September 19th, 2012 |
Multipanel display of GOES-East Sounder Channels

Multipanel display of GOES-East Sounder Channels

The shortwave infrared channels on the GOES-13 sounder have displayed increasing amounts of noise over the past months. The multi-channel display, above, shows distinct noise in the channels at 4.57 µm, 4.53 µm, 4.45 µm and 4.13 µm. Animations of the GOES-13/GOES-15 imagery from AWIPS shows that the noise is far more obvious in the GOES-13 channel. It is especially noteworthy in the 4.45 µm channel (called the 4.5 µm channel in AWIPS) but also readily apparent in the 4.13 µm channel (called the 4.0 µm channel in AWIPS).

Data from these noisy channels are used in the computation of derived products. The effect of the noise is manifest as small-scale noise in the derived fields of total precipitable water, for example, and the bad data is most noticeable at night, because the shortwave data are used to identify cloudy pixels; during the day, visible imagery identifies cloudy pixels. Thus, maps of, for example, lifted index have too many pixels flagged as cloudy at night compared to during the day. Also compare the 0600 UTC Total Precipitable Water (TPW) image to the 1900 UTC image.

Sounder Cloud-Top Pressure From GOES-13 and GOES-14 (click image to toggle between images)

Sounder Cloud-Top Pressure From GOES-13 and GOES-14 (click image to toggle between images)

Because the shortwave data are used to identify cloudy pixels, night-time estimates of cloud-top pressure as also impacted, as shown above. The GOES-13 Sounder-derived cloud-top pressure includes several regions that are indicated as cloudy because of the noisy shortwave data. A similar field derived from GOES-14 sounder data does not include the cloudy pixels. Data from 1800 UTC — when visible imagery can be used to screen out clear pixels with more efficacy — shows less contamination that can be traced to the shortwave fields. That is, the fields derived from the GOES-13 and GOES-14 Sounder look more similar.

NESDIS scientists are evaluating how the shortwave bands can be excluded from the GOES-13 Sounder computation to reduce night-time noise in the output fields.

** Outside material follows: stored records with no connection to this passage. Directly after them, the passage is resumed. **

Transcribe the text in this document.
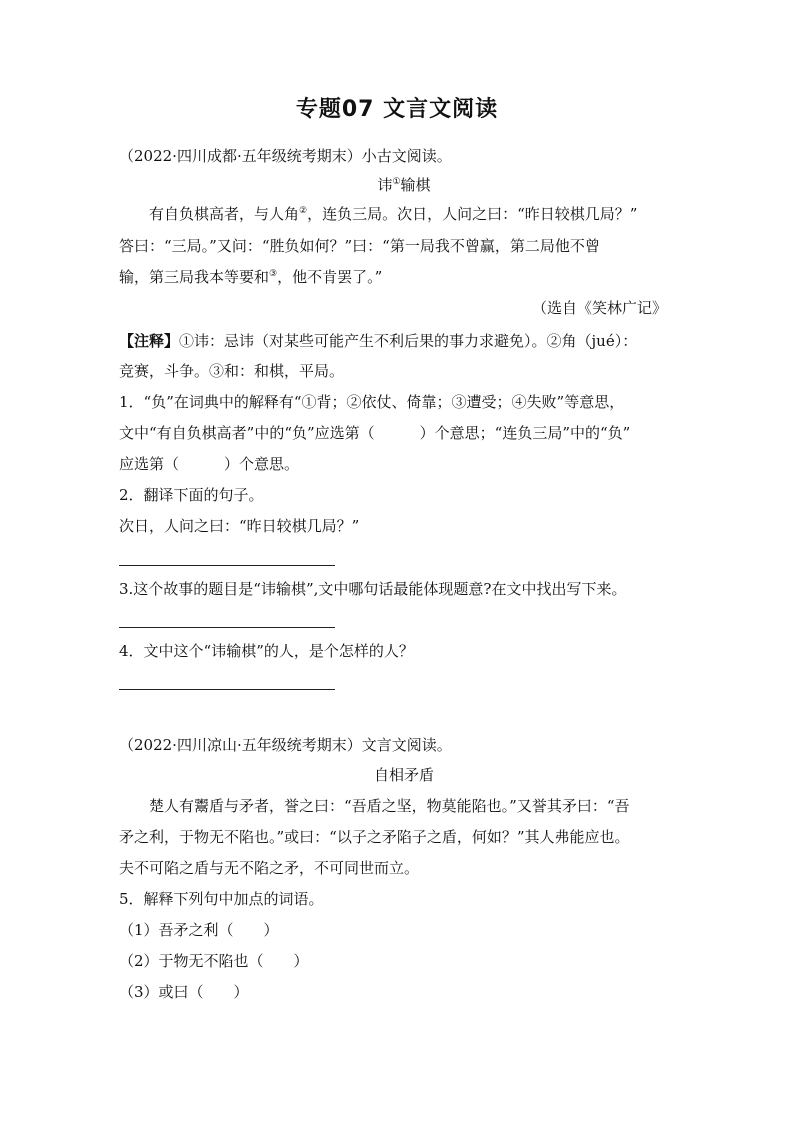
专题07 文言文阅读
（2022·四川成都·五年级统考期末）小古文阅读。
讳①输棋
有自负棋高者，与人角②，连负三局。次日，人问之曰：“昨日较棋几局？”
答曰：“三局。”又问：“胜负如何？”曰：“第一局我不曾赢，第二局他不曾
输，第三局我本等要和③，他不肯罢了。”
（选自《笑林广记》
【注释】①讳：忌讳（对某些可能产生不利后果的事力求避免）。②角（jué）：
竞赛，斗争。③和：和棋，平局。
1．“负”在词典中的解释有“①背；②依仗、倚靠；③遭受；④失败”等意思，
文中“有自负棋高者”中的“负”应选第（　　　）个意思；“连负三局”中的“负”
应选第（　　　）个意思。
2．翻译下面的句子。
次日，人问之曰：“昨日较棋几局？”
3.这个故事的题目是“讳输棋”,文中哪句话最能体现题意?在文中找出写下来。
4．文中这个“讳输棋”的人，是个怎样的人？
（2022·四川凉山·五年级统考期末）文言文阅读。
自相矛盾
楚人有鬻盾与矛者，誉之曰：“吾盾之坚，物莫能陷也。”又誉其矛曰：“吾
矛之利，于物无不陷也。”或曰：“以子之矛陷子之盾，何如？”其人弗能应也。
夫不可陷之盾与无不陷之矛，不可同世而立。
5．解释下列句中加点的词语。
（1）吾矛之利（　　）
（2）于物无不陷也（　　）
（3）或曰（　　）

Real-time GOES Sounder imagery is available at this link. Derived products, including Convective Available Potential Energy (CAPE), TPW, Lifted Index and cloud-top properties can also be viewed at that link.

(Some imagery in this blog post courtesy of Tim Schmit, NOAA/NESDIS)

This plot, courtesy of Mat Gunshor, CIMSS, shows the standard deviation of the difference between observed brightness temperature and forward-calculated brightness temperatuers. A big jump in noise occurred in late August.